The Second World War

An extract from ‘The Curtain Falls’

How the war transformed the Asia-Pacific

The Pacific War saw the deployment of huge forces across a vast geographic area, but it was still a relatively small war by comparison with the European theater – especially with respect to the numbers of soldiers mobilized for land operations. From a population of 194 million, the Soviet Union raised as many as 30 million troops, of whom more than 8 million were killed or died. Germany raised almost 18 million and more than 3 million died. British forces numbered almost 5.9 million with deaths exceeding 300,000 – mostly in Europe.
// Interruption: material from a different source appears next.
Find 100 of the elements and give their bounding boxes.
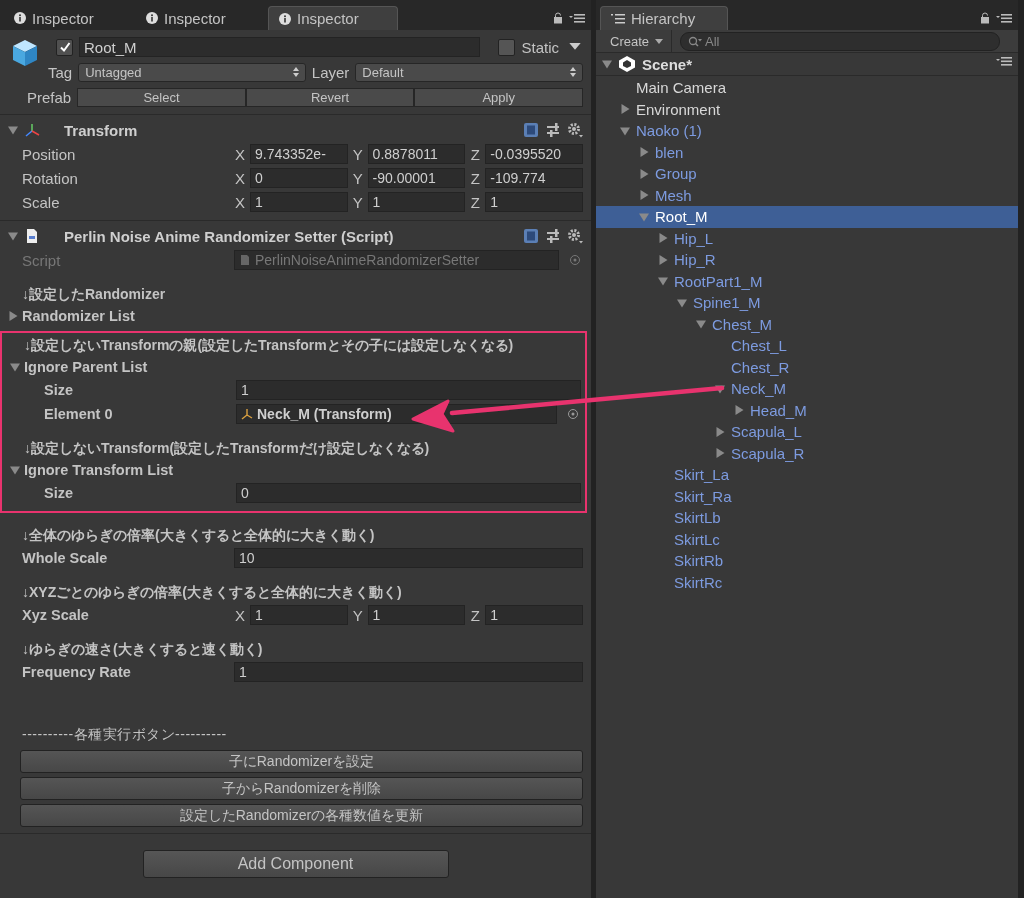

The eminent military historian John Keegan noted that ‘although the Japanese had mobilised 6 million men, five-sixths of those deployed outside the home islands had been stationed in China; the number committed to the fighting in the islands had perhaps not exceeded that which America had sent.’ Of the 29 US army and Marine divisions in the Pacific, only six army and four Marine divisions ‘were involved in regular periods of prolonged combat.’ By comparison, in the European theater in mid-1944, ‘300 German and satellite divisions confronted 300 Russian and seventy British and American divisions.’ The Japanese army still suffered heavily, incurring 1.4 million deaths. But this heavy loss of life was caused by the weight of firepower delivered by the Americans and the willingness of the Japanese to fight to the death, rather than by large-scale land battles.

Significantly, the Japanese navy also lost heavily – 400,000 deaths. The US navy lost 36,900 killed, mostly in the Pacific. These figures underline the maritime nature of the war. Japan began the war with a well-developed capacity for amphibious operations supported by carrier-based aircraft. As the war progressed, the US navy developed the concepts for carrier and amphibious operations to a new level. The US navy’s carrier task forces became the most powerful elements of its fleet and this concept has continued through to the present time. In the South-West Pacific Area, MacArthur used newly built jungle airstrips in the same way that Nimitz used his carriers, to provide air support for amphibious operations deep into enemy territory. The American naval operations were sustained by a huge fleet of supply ships – the fleet train. The naval war also showed the value of a competent and aggressively handled submarine force.

Allied naval and land-based air forces played a key role. For example, one assessment of the 2,728 Japanese ships sunk during the war reveals that 1,314 were sunk by Allied submarines, 123 by surface craft, 1,232 by direct or indirect air attack, and 46 by a combination of air and sea attack. Aircraft provided an invaluable means of transportation and resupply in a theater where land transport was extremely difficult and often impossible. Chinese and American forces in China were supplied by aircraft flying ‘the hump’ from India. Transport aircraft moved troops in both the Burma and New Guinea campaigns. Troops were sustained by air resupply, often by parachute when landing fields were unavailable. Towards the end of the war, American strategic bombers alone brought Japan close to surrender, validating a concept that had produced less clear-cut results in Europe.

The atomic bomb attacks on Hiroshima and Nagasaki transformed warfare. As the American strategist Bernard Brodie wrote in 1946, ‘Thus far the chief purpose of our military establishment has been to win wars. From now on its chief purpose must be to avert them. It can have almost no other purpose.’ He was only partly right. Countries now tried to limit wars so that they would not escalate to the nuclear threshold.

Some of the skills learned in the Pacific War were employed in the limited wars of the following decades. For example, revolutionary forces in China, Malaya, Vietnam, and the Philippines exploited their guerrilla warfare expertise. The security forces deployed by the British Commonwealth in Malaya in the 1950s had learned their jungle warfare skills against the Japanese in Burma and New Guinea. The Allies had also learned how to provide logistic support in this difficult environment and to counteract the debilitating effects of tropical disease.

Although in 1945 the Allies deployed armies with up to a dozen divisions in Burma and the Philippines, they did not conduct the large-scale mechanized and armored operations that characterized the campaigns in Russia and north-west Europe and set the benchmark for the growth of mobile warfare in the following decades. Not much was modern about the grinding land battles of the Pacific War. But the use of carriers, amphibious operations, and air power in the Pacific set the stage for the further development of modern war. More generally, the war demonstrated the importance of cooperation between land, naval, and air forces.